Reaching out, Ali gave him a hug, although she imagined he would have preferred a kiss. Steve had had a crush on her since he had discovered girls were not the same as boys. “You’re a master,” she whispered in his ear.

He beamed. “A high compliment coming from someone like you. Or should I say, a
queen
like you.”

Ali forced a smile, while feeling pain in her heart. She loved being queen of the fairies, being special, having power, but she hated it as well because it separated her from those she loved. It made it difficult for her to hang out with her friends, to just be silly, to just be Ali Warner. Those who knew who she was could not look at her without staring; those who did not could never really know her at all. Her father fell into the latter category. Since she had returned from the mountain—with her hair as bright red as a flame—she had spent as much time with him as usual, fixing his meals, begging him to sleep more, washing his clothes, and yet she had sensed
him
sensing that she had changed in some inexplicable way. For sure, she was no longer his little girl.

How would she and her mother get along when they finally met again? Ali did not know; she feared even to find out. They had been apart for more than a year, and so much had changed in that time. From the hints her mother had dropped, Ali could only assume her mother had known she was a fairy. But Ali wasn’t a hundred percent sure about that, and if her mother
didn’t
know . . . well, then, they would have a terrible time communicating, particularly if she saw that her daughter’s method of putting out the garbage was simply to incinerate it with her eyes. She had done that
once
, for fun.

Worse, Ali could not see herself far in the future, older, and married with her own children . . . Because the truth was, she could not imagine it. She couldn’t even see herself in the present with a boyfriend . . . Because she could not see herself as a
girl
friend . . . Because she was not a girl . . . Not really.

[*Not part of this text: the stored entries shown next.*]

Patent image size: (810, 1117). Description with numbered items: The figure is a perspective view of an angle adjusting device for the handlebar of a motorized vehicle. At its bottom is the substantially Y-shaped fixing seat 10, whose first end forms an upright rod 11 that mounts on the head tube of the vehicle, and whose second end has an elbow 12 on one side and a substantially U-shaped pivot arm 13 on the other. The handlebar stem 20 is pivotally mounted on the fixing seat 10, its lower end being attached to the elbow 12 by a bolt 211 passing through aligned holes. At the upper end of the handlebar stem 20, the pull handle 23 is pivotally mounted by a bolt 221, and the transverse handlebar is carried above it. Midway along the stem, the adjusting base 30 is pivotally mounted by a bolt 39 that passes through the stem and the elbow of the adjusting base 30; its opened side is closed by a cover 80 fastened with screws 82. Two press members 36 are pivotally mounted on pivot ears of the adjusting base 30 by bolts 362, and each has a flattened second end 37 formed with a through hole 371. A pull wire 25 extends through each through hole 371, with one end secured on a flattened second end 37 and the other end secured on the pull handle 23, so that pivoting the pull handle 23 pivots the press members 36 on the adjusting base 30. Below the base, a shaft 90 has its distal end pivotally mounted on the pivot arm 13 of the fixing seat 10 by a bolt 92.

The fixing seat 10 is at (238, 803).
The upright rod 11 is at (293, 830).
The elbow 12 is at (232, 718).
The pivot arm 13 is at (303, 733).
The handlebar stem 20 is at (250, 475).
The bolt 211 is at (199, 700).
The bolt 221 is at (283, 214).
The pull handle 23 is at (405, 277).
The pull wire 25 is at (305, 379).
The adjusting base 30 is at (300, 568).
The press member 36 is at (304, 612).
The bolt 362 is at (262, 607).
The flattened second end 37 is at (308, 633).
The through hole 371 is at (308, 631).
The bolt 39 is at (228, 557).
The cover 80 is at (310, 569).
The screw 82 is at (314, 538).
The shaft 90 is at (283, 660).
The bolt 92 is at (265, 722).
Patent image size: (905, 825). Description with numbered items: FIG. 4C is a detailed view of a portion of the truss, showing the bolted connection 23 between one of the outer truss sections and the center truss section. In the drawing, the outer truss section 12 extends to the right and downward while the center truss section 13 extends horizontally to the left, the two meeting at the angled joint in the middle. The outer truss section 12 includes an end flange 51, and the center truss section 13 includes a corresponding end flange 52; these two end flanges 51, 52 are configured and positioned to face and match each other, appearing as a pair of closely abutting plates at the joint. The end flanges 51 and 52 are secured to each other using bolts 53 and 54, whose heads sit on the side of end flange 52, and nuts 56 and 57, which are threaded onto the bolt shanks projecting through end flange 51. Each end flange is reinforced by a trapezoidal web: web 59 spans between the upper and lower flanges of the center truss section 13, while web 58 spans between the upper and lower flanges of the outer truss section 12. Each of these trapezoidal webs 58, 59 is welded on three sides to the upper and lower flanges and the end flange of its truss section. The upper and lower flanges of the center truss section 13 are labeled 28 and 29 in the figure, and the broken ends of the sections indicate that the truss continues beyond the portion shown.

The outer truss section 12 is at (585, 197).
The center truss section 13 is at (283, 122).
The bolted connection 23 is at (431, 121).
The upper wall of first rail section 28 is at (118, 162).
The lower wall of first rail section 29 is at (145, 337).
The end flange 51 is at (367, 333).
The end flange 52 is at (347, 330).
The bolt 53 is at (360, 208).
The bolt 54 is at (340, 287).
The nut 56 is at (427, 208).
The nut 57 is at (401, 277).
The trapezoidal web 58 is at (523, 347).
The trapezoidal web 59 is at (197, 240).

“Watch your tongue,” she said to Steve. “We’re in a public place.”

“Cindy’s probably on her way. Can you leave now?”

She hesitated. “Sure.”

They headed for the door. Images of the old guy in the barbershop continued to haunt her. She had no idea who he might have been. Nemi? She had always pictured him as a kindly wizard. Definitely, the two times they had spoken, she had been overwhelmed by his love. But the guy in the barbershop had given off scary vibes . . .

Ali debated whether he had knocked her unconscious or simply vanished before her eyes. The question was important because it led to another question. Was he from this world or the elemental world?

“Still struggling to feed Farble and Paddy?” Steve asked, when they were outside.

Ali nodded. “It’s a full-time job.”

“Why do you keep them at your house? Isn’t the Baker place still empty?”

“When my dad’s out of town, I prefer to keep them close. You know the two don’t get along.”

“Is Farble still trying to eat Paddy?”